Russian e-commerce on the rise
Russian e-commerce is entering a promising development cycle: although the size of this market reached just around $23 billion last year (taking into account only orders of physical goods), including some $5 billion for cross-border sales, this sector is growing by around 20% annually (see latest industry report by East-West Digital News).
In late 2018 Morgan Stanley predicted that market size could exceed $50 billion by 2023. Local market experts have diverging views on the matter: while the Russian E-Commerce Association tends to consider these predictions as inflated, Data Insight believes Russian e-commerce could develop even faster. “Over the past year or two, the performance of many players, including both large and medium-sized sites, has been so impressive that forecasts may have to be revised upwards,” the research agency’s co-founder Boris Ovchinnikov told East-West Digital News.

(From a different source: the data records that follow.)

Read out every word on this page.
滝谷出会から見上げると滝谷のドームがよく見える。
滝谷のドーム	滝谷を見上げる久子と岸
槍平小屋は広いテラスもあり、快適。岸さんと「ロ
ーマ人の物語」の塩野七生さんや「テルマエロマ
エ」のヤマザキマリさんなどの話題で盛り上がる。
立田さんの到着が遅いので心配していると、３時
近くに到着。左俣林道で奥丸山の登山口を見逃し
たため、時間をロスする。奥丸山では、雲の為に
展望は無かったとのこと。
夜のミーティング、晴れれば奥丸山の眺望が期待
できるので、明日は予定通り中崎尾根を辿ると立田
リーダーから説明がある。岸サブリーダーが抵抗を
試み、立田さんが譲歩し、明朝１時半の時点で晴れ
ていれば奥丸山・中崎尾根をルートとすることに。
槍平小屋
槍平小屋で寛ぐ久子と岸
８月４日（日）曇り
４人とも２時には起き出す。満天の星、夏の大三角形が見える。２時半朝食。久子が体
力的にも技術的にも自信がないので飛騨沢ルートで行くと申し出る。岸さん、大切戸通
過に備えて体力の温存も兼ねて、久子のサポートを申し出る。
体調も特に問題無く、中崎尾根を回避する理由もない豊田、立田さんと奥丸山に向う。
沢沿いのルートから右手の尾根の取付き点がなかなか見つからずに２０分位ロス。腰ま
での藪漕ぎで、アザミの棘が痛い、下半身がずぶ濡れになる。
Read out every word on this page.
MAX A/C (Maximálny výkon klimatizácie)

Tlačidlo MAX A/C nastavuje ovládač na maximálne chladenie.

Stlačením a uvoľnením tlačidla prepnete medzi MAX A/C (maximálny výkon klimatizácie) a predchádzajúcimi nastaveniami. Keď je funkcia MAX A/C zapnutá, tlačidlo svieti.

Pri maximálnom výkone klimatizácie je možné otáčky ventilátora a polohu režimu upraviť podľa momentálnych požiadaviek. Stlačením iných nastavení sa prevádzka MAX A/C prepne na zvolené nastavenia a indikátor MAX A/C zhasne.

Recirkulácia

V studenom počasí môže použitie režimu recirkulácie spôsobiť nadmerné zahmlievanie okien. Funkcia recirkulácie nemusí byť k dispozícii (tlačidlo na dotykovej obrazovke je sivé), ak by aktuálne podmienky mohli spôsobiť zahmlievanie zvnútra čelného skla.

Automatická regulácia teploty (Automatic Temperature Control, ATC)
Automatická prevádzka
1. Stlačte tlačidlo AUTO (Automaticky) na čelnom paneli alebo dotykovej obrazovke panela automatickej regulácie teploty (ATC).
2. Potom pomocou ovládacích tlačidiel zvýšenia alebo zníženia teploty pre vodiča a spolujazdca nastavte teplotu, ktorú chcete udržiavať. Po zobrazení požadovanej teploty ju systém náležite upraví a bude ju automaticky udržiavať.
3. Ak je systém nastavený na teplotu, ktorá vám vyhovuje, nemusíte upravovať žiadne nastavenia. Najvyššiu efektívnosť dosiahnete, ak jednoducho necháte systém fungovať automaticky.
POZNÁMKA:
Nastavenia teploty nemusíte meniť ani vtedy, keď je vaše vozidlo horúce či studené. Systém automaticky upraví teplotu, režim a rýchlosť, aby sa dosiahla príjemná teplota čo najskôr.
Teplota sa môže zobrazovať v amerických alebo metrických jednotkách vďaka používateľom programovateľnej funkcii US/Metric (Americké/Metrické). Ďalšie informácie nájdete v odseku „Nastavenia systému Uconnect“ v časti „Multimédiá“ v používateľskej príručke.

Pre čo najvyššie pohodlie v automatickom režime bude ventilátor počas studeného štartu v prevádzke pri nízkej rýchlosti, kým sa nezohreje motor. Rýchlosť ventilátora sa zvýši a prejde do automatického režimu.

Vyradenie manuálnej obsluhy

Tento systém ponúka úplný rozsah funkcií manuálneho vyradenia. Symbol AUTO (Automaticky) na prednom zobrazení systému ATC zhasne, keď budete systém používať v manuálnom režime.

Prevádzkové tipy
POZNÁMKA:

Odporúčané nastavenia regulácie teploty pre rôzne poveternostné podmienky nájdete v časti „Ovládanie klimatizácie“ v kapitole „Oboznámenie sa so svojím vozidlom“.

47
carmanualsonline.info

The AliExpress Russia JV will have to compete with strong players on the domestic scene. Wildberries is, by far, the current market leader with nearly $1.8 billion in revenues generated last year. Ozon, one of the most established industry players, raised some $150 million from its existing shareholders earlier this year to support its ambitious development goals.
Meanwhile Yandex has partnered with Sberbank, the state-controlled financial giant, to create an e-commerce joint venture which already operates on both the domestic and cross-border segments.
The game remains open, though, as time will put to test the robustness of these alliances and new players will continue entering the market.